Y es que, juntos, ¡incendiaremos el mundo otra vez!

Dime que te has acordao de guardar nuestras hazañas entre los cajones. Muchos cartones con los que montar fuertes y cabañas, tanques y murallas… Nadie quiere perderse el mejor festival del verano. Familia y amigos reunidos. Nunca me cansaré de repetirlo. Qué suerte tengo.

Una semana después, el segundo mejor festival del verano. Desde aquella primera visita en 2015, el Sonorama Ribera se ha convertido en una fecha imperdible. Aranda es casa. Gracias, Raquel, Quique y Álvaro. Por ser y estar. Gracias a todos por compartir cuatro días de risas, llantos, confidencias y mucha, mucha música. Como nunca estuvimos de moda, de moda no podremos pasar.

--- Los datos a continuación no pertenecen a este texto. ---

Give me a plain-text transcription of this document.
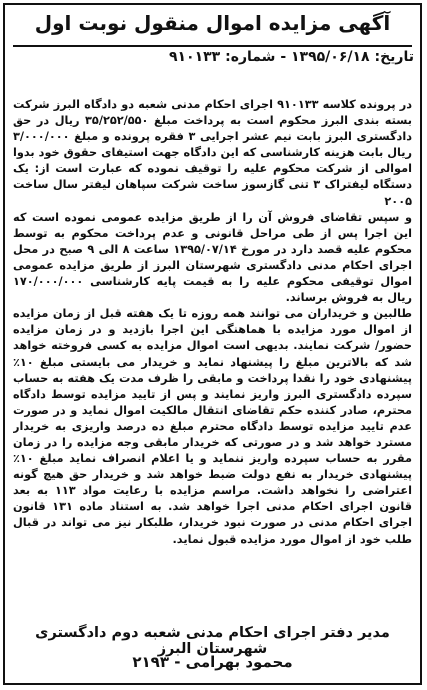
آگهی مزایده اموال منقول نوبت اول
تاریخ: ۱۳۹۵/۰۶/۱۸ - شماره: ۹۱۰۱۳۳

در پرونده کلاسه ۹۱۰۱۳۳ اجرای احکام مدنی شعبه دو دادگاه البرز شرکت بسته بندی البرز محکوم است به پرداخت مبلغ ۳۵/۲۵۲/۵۵۰ ریال در حق دادگستری البرز بابت نیم عشر اجرایی ۳ فقره پرونده و مبلغ ۳/۰۰۰/۰۰۰ ریال بابت هزینه کارشناسی که این دادگاه جهت استیفای حقوق خود بدوا اموالی از شرکت محکوم علیه را توقیف نموده که عبارت است از: یک دستگاه لیفتراک ۳ تنی گازسوز ساخت شرکت سپاهان لیفتر سال ساخت ۲۰۰۵

و سپس تقاضای فروش آن را از طریق مزایده عمومی نموده است که این اجرا پس از طی مراحل قانونی و عدم پرداخت محکوم به توسط محکوم علیه قصد دارد در مورخ ۱۳۹۵/۰۷/۱۴ ساعت ۸ الی ۹ صبح در محل اجرای احکام مدنی دادگستری شهرستان البرز از طریق مزایده عمومی اموال توقیفی محکوم علیه را به قیمت پایه کارشناسی ۱۷۰/۰۰۰/۰۰۰ ریال به فروش برساند.

طالبین و خریداران می توانند همه روزه تا یک هفته قبل از زمان مزایده از اموال مورد مزایده با هماهنگی این اجرا بازدید و در زمان مزایده حضور/ شرکت نمایند. بدیهی است اموال مزایده به کسی فروخته خواهد شد که بالاترین مبلغ را پیشنهاد نماید و خریدار می بایستی مبلغ ۱۰٪ پیشنهادی خود را نقدا پرداخت و مابقی را ظرف مدت یک هفته به حساب سپرده دادگستری البرز واریز نمایند و پس از تایید مزایده توسط دادگاه محترم، صادر کننده حکم تقاضای انتقال مالکیت اموال نماید و در صورت عدم تایید مزایده توسط دادگاه محترم مبلغ ده درصد واریزی به خریدار مسترد خواهد شد و در صورتی که خریدار مابقی وجه مزایده را در زمان مقرر به حساب سپرده واریز ننماید و یا اعلام انصراف نماید مبلغ ۱۰٪ پیشنهادی خریدار به نفع دولت ضبط خواهد شد و خریدار حق هیچ گونه اعتراضی را نخواهد داشت. مراسم مزایده با رعایت مواد ۱۱۳ به بعد قانون اجرای احکام مدنی اجرا خواهد شد. به استناد ماده ۱۳۱ قانون اجرای احکام مدنی در صورت نبود خریدار، طلبکار نیز می تواند در قبال طلب خود از اموال مورد مزایده قبول نماید.

مدیر دفتر اجرای احکام مدنی شعبه دوم دادگستری شهرستان البرز
محمود بهرامی - ۲۱۹۳
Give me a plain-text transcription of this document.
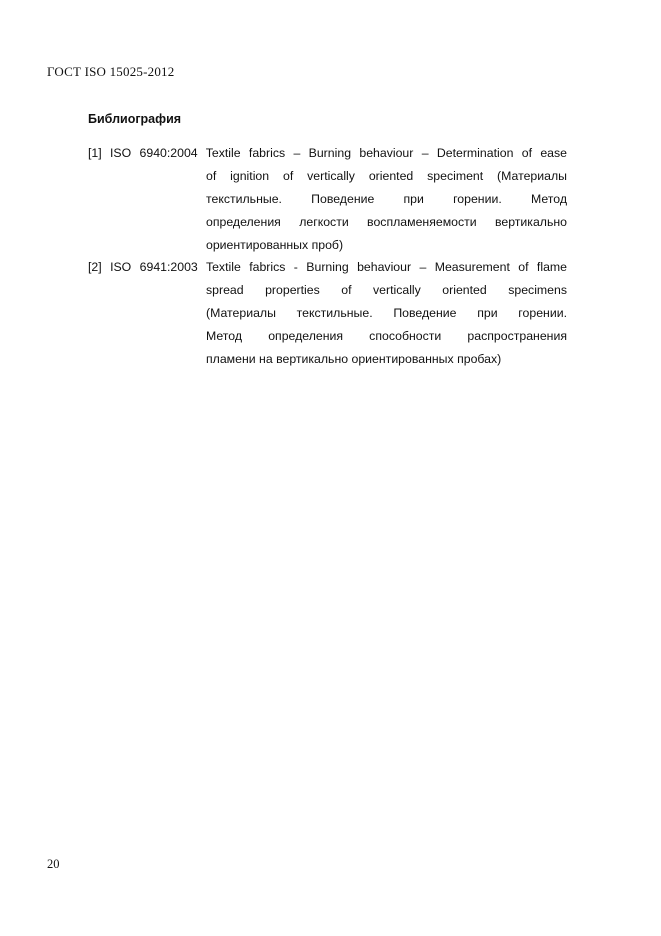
ГОСТ ISO 15025-2012
Библиография
[1] ISO 6940:2004 Textile fabrics – Burning behaviour – Determination of ease
of ignition of vertically oriented speciment (Материалы
текстильные. Поведение при горении. Метод
определения легкости воспламеняемости вертикально
ориентированных проб)
[2] ISO 6941:2003 Textile fabrics - Burning behaviour – Measurement of flame
spread properties of vertically oriented specimens
(Материалы текстильные. Поведение при горении.
Метод определения способности распространения
пламени на вертикально ориентированных пробах)
20
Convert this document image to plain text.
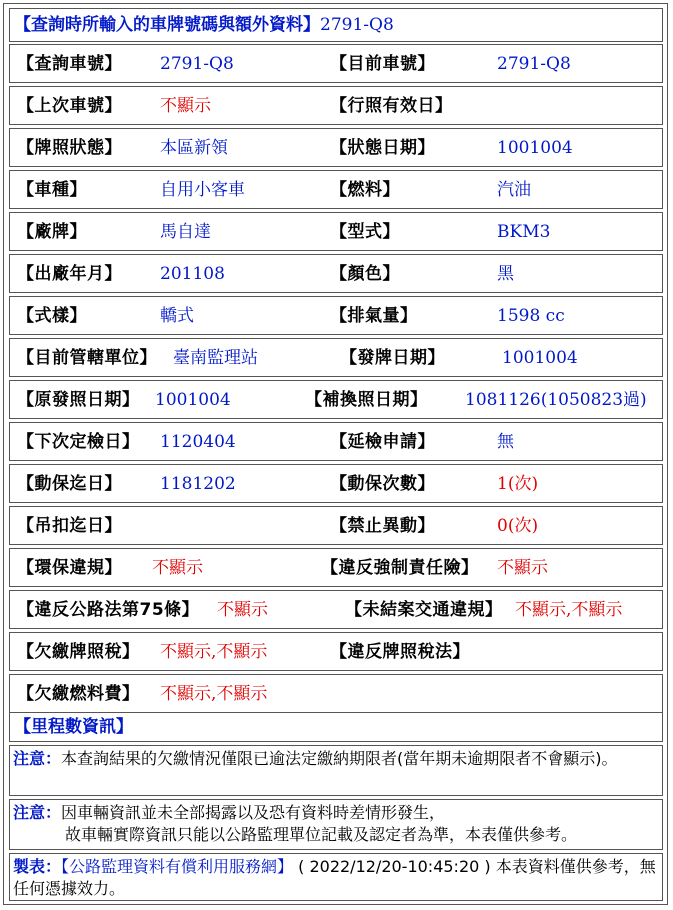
【查詢時所輸入的車牌號碼與額外資料】2791-Q8
【查詢車號】 2791-Q8	【目前車號】	2791-Q8
【上次車號】 不顯示	【行照有效日】
【牌照狀態】 本區新領	【狀態日期】	1001004
【車種】	自用小客車	【燃料】	汽油
【廠牌】	馬自達	【型式】	BKM3
【出廠年月】 201108	【顏色】	黑
【式樣】	轎式	【排氣量】	1598 cc
【目前管轄單位】 臺南監理站	【發牌日期】	1001004
【原發照日期】 1001004	【補換照日期】 1081126(1050823過)
【下次定檢日】 1120404	【延檢申請】	無
【動保迄日】 1181202	【動保次數】	1(次)
【吊扣迄日】	【禁止異動】	0(次)
【環保違規】 不顯示	【違反強制責任險】 不顯示
【違反公路法第75條】 不顯示	【未結案交通違規】 不顯示,不顯示
【欠繳牌照稅】 不顯示,不顯示	【違反牌照稅法】
【欠繳燃料費】 不顯示,不顯示
【里程數資訊】
注意：本查詢結果的欠繳情況僅限已逾法定繳納期限者(當年期未逾期限者不會顯示)。
注意：因車輛資訊並未全部揭露以及恐有資料時差情形發生，
故車輛實際資訊只能以公路監理單位記載及認定者為準，本表僅供參考。
製表：【公路監理資料有償利用服務網】 ( 2022/12/20-10:45:20 ) 本表資料僅供參考，無任何憑據效力。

El conciertazo de Iván Ferreiro y el cierre con Turnedo que pide terminar con los vasos al aire. La MODA y Xoel reivindicando los Campos de Castilla. Lágrimas y emoción cuando 50.000 personas se callan a la vez para sentir a Robe en la voz de Leiva. Espectáculo de drones y de abrazos. Siempre, siempre, siempre. Carne de gallina una vez más al escuchar a todo Aranda gritando que “no te olvides de dónde vienes”. La terraza. El Palo Santo. Ni un vídeo. Pocas fotos. La magia de la música. El poder de la amistad.

Gritar. Reír. Llorar. Dejarse llevar por las emociones.
Saltar. Latir. Volar. Perderse en mil y un abrazos.
Cantar. Fluir. Vibrar. Volver y volver a encontrarse.
Bailar. Sentir. Soñar. Medir el tiempo en canciones.

Mientras escribo estos versos, vuelvo a aquel texto que redacté a finales del año pasado, después de demasiados meses sin vivir la música en directo. Que nunca pare el movimiento.

Y sin tiempo para el descanso, hubo un eclipse de sol, cien mil especies extinguidas y gritos de revolución. Pero una vez más, yo solo recuerdo tu voz. La voz de mis amigos entre cachopos, pimientos, cervezas, farolas que se encienden solas y muchas, muchas risas.

No recordarás el eclipse. Recordarás ese momento. Recordarás con quién estabas.

Para cerrar el mes nada mejor que una escapada al norte. Llevaba demasiado tiempo sin ver el mar. Y ya tocaba. Olas, saltos y risas, muchas risas. Mi madre haciendo fotos desde la orilla y nosotros saludando entre ola y ola. Un nuevo recuerdo desbloqueado. Más hazañas guardadas entre los cajones. Porque, una vez más, lo importante no es lo que pasa, sino con quién lo vives.

Desde los campos castellanos y aún con el azul del mar en el recuerdo, me despido hasta el mes que viene. Será una Deriva especial: habrá pasado un año desde que comenzamos a escribirnos estas cartas.

Que os quiero a mi lado muchos años. ¡Viva la hermandad!

Viajar para comprender. Fotografiar para recordar. Escribir para compartir.